I highly recommend taking a look at Nathan Freitas's excellent talk "The Great Firewall Inverts": https://www.youtube.com/watch?v=KEJGqNf2rgk. In it, he explores how China's so-called Great Firewall is actually a bit of a misnomer because it's most crucial functionality is its ability to control the flow of information inside its own borders as opposed of keeping information out, how this ability is readily available to be exported to countries around the world in the form of internet services like WeChat, and what we can do about it (which is unfortunately, not a lot, other than to educate others on the very non-obvious non-immediate consequences of using these services, and to be vigilant about the spread of authoritarianism in our own governments).
>The Chinese government sees pervasive control of society as a primary political objective and their grip on the domestic internet gives them that.
You perfectly described the ethos of the US Christian Film industry, which is why, in my perspective, their products are consistently inferior on an Objective basis because they start with a premise first and work backwards. As long as there is a "function" of Something to be achieved, the Something itself ceases to be the achievement. I doubt the Chinese government cares much about this dichotomy, which, to me, is kind of reassuring. Self-sabotage is quite often the most effective avenue to hindering progress.

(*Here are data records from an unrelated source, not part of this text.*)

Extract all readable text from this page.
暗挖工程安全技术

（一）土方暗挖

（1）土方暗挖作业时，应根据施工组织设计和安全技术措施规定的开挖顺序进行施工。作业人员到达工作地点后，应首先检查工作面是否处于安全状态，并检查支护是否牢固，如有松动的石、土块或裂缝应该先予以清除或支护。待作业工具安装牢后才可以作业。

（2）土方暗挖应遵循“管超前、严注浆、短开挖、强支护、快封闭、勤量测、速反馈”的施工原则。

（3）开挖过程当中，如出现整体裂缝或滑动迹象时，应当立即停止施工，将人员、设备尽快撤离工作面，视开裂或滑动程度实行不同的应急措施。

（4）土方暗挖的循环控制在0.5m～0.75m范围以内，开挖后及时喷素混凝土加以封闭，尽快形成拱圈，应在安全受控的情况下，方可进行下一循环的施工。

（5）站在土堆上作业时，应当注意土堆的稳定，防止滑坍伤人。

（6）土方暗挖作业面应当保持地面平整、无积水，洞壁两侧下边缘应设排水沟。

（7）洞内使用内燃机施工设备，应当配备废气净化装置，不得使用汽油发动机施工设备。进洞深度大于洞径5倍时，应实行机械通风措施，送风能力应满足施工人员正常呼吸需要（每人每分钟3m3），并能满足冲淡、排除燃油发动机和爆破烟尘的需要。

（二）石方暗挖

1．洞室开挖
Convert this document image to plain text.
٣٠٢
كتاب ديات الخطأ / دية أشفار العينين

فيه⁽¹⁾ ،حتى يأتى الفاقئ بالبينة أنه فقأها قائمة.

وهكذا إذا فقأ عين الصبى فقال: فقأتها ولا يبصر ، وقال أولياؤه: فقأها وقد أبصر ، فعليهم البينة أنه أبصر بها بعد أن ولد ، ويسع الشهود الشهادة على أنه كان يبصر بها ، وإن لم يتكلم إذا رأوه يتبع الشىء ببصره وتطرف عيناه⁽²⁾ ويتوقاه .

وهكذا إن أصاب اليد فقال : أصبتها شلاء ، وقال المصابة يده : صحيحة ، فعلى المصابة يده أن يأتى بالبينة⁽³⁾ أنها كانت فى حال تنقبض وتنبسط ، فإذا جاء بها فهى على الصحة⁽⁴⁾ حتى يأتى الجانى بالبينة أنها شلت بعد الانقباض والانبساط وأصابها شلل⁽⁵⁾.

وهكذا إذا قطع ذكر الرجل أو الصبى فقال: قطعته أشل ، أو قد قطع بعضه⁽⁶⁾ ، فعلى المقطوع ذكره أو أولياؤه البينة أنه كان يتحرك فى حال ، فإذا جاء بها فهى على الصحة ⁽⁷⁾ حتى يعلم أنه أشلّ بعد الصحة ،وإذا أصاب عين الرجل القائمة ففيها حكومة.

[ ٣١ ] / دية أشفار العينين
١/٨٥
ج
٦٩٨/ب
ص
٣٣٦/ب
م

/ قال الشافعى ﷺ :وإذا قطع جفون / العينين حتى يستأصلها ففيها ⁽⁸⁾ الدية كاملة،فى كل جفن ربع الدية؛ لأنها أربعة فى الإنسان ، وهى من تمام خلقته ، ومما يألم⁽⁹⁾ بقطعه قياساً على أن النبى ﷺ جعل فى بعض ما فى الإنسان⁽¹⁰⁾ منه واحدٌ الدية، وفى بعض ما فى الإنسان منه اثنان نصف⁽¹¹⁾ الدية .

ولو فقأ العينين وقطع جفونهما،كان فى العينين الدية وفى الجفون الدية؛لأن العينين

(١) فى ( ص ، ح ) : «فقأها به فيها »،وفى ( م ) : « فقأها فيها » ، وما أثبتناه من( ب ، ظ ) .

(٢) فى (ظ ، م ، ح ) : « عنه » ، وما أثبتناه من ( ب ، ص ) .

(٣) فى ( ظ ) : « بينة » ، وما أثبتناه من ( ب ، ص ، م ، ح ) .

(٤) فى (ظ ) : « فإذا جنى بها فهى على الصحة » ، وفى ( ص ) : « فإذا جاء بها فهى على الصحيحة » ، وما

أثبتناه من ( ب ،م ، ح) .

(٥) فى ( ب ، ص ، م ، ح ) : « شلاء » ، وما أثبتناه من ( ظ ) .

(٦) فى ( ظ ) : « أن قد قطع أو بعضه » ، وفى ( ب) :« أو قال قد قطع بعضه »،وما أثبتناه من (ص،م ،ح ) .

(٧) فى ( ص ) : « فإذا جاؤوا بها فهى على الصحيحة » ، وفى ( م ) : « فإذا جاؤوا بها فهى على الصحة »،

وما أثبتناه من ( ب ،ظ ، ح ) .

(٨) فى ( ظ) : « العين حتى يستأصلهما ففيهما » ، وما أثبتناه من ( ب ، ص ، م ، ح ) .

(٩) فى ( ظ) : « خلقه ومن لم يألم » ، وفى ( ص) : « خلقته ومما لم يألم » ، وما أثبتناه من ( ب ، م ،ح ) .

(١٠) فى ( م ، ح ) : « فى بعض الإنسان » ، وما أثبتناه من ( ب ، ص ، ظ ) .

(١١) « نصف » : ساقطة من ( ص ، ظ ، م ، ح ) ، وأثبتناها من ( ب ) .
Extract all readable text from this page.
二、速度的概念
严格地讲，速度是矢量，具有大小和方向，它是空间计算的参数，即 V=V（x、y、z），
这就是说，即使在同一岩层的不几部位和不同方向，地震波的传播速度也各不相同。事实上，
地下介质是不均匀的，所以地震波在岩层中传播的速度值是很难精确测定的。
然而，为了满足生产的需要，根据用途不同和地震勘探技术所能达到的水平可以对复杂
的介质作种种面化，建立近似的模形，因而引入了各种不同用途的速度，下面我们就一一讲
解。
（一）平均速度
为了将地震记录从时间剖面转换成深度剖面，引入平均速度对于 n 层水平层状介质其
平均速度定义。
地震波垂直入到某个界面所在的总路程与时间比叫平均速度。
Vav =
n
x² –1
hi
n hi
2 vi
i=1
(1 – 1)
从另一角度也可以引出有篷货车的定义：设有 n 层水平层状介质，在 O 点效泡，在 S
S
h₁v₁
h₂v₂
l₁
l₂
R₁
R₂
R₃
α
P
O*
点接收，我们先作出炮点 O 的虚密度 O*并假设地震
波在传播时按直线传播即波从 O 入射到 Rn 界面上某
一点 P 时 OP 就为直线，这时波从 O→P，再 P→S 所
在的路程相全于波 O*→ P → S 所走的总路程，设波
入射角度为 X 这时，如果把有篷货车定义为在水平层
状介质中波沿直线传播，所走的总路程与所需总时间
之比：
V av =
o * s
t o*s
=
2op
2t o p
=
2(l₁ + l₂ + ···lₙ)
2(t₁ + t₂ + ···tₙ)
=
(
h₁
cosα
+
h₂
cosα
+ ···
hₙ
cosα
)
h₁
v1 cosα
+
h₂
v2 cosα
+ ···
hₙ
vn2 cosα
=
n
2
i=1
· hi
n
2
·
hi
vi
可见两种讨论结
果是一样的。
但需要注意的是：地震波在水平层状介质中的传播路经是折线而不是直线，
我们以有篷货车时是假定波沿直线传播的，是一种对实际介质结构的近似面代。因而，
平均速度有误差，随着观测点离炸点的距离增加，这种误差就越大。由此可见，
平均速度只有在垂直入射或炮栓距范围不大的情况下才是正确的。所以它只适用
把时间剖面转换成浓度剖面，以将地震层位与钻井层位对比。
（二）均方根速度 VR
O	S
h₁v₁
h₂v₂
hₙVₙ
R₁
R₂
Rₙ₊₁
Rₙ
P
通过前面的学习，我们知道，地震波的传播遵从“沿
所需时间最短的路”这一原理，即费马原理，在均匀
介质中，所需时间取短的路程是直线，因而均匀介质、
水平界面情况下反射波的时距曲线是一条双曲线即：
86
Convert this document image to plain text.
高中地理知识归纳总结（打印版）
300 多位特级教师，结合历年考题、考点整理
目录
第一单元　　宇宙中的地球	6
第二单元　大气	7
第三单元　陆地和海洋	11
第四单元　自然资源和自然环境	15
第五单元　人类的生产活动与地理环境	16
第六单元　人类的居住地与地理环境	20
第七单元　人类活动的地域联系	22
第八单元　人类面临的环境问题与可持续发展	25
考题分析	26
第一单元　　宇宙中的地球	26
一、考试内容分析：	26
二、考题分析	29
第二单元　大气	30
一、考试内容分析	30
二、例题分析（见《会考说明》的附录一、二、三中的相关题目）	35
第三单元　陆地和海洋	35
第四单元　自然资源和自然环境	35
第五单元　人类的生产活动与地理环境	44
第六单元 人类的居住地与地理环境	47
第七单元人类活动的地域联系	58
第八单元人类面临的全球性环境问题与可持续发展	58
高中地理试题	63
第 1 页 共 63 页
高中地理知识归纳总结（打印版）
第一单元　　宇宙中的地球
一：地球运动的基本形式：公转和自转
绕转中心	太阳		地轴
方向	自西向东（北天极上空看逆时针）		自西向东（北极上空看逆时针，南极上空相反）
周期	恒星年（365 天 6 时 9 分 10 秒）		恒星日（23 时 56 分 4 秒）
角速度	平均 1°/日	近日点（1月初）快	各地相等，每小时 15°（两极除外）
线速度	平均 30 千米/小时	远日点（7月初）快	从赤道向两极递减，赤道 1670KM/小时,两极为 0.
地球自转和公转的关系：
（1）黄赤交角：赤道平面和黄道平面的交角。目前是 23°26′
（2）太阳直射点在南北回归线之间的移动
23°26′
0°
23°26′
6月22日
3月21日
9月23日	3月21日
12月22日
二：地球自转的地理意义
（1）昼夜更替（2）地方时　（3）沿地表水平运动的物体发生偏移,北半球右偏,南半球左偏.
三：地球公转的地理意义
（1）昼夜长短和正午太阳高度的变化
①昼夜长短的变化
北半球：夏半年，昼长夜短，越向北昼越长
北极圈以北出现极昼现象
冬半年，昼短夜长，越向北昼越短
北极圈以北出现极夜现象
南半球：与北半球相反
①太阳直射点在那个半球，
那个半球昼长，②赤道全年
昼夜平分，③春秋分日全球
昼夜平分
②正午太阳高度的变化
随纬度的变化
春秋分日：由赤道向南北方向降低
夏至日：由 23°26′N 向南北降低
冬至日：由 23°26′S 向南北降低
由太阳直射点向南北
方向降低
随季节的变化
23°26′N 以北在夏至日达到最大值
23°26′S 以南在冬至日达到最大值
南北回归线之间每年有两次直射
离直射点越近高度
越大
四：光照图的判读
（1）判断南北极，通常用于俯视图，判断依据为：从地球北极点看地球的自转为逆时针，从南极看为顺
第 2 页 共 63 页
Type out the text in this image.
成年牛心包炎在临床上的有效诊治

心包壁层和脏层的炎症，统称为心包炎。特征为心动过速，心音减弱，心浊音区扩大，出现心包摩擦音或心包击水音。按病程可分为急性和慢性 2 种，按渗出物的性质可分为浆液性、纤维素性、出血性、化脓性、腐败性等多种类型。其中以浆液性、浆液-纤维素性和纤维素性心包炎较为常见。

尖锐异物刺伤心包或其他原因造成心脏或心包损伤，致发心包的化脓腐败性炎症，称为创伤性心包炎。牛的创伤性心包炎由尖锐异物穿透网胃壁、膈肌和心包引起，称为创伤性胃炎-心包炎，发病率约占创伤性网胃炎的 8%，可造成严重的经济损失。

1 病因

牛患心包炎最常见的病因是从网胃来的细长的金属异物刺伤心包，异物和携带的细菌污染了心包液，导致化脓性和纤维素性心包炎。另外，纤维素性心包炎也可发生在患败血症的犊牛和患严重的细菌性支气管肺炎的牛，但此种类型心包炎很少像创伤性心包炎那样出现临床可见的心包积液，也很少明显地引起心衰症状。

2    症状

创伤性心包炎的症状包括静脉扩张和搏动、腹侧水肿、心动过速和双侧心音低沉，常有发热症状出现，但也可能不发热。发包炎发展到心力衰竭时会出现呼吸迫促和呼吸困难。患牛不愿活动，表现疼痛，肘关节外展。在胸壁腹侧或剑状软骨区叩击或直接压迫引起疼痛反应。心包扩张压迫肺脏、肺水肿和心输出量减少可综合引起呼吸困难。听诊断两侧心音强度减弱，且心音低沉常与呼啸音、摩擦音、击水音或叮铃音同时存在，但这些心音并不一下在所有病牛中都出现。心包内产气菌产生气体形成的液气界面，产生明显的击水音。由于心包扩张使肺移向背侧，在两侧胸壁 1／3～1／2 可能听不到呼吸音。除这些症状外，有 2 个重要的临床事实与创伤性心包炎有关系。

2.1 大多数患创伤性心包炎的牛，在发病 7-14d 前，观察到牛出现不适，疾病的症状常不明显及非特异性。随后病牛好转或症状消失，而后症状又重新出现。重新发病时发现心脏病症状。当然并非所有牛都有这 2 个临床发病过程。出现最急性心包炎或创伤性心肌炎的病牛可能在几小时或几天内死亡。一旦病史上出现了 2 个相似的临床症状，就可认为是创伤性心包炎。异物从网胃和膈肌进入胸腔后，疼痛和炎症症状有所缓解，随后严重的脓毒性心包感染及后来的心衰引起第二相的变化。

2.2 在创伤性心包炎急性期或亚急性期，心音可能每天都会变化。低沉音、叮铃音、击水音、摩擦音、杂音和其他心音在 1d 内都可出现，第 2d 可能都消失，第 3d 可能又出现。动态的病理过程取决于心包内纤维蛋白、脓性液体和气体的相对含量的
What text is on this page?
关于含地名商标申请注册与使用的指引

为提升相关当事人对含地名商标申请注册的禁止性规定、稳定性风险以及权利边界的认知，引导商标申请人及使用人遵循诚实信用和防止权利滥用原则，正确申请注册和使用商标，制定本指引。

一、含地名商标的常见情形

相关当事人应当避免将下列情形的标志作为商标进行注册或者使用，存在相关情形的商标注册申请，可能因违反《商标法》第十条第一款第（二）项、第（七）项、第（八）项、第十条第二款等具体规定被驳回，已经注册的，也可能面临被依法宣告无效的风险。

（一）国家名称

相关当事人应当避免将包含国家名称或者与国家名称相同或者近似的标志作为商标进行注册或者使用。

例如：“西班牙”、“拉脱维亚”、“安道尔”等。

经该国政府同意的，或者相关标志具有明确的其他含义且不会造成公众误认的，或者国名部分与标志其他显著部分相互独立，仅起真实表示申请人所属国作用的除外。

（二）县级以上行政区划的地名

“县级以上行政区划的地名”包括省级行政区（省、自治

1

To my mind, we are not stick to one of two options "censorship or protectionism", they are not mutually exclusive. From epistemological point of view it is better to choose one, but I believe that this is not the case with China Internet regulation. China govenment is not so stupid to miss any of opportunities that banishment of foriegn services brings. Moreover China government is clever enough to make it hard to deduce his motives from his behaviour. Censorship and protectionism are both not very good and can be target of international blame, but it is hard to write some brilliant piece of critics of China government methods, while considering two possibilities. Unclear goals gives China some space to defend himself from critics.
It's always been completely obvious to me that the firewall is about protectionism. It doesn't do much to actually censor anything but it definitely allows exclusion of foreign Internet services and creates a pretext for denying their ability to do business in China.
It's a way for China to comply with the letter of trade agreements while still refusing to open their markets. Getting a bit tougher with China on trade is one of the few things I actually agreed with Trump about and the main thing I disliked about Clinton.
No, it really isn't. This was an interesting read right up to this part of the conclusion, then they blew it.
Yes of course China's strict censorship of foreign services creates an opportunity fir domestic rival services, but the censorship came first and takes primacy over commercial considerations both for internal services and external ones. The Chinese government sees pervasive control of society as a primary political objective and their grip on the domestic internet gives them that. Every firm of internet communication is scanned, filtered and traced. All the major message broadcast services, equivalents of e.g. Twitter and Facebook, are astroturfed with pro-government propaganda. This is not going to stop just so that a few Chinese internet companies might possibly have a Chance of making a bit of money overseas. To think that's possible is astoundingly naive.
Anyway, why would they have to? They could just partition their foreign services to not include domestic filters.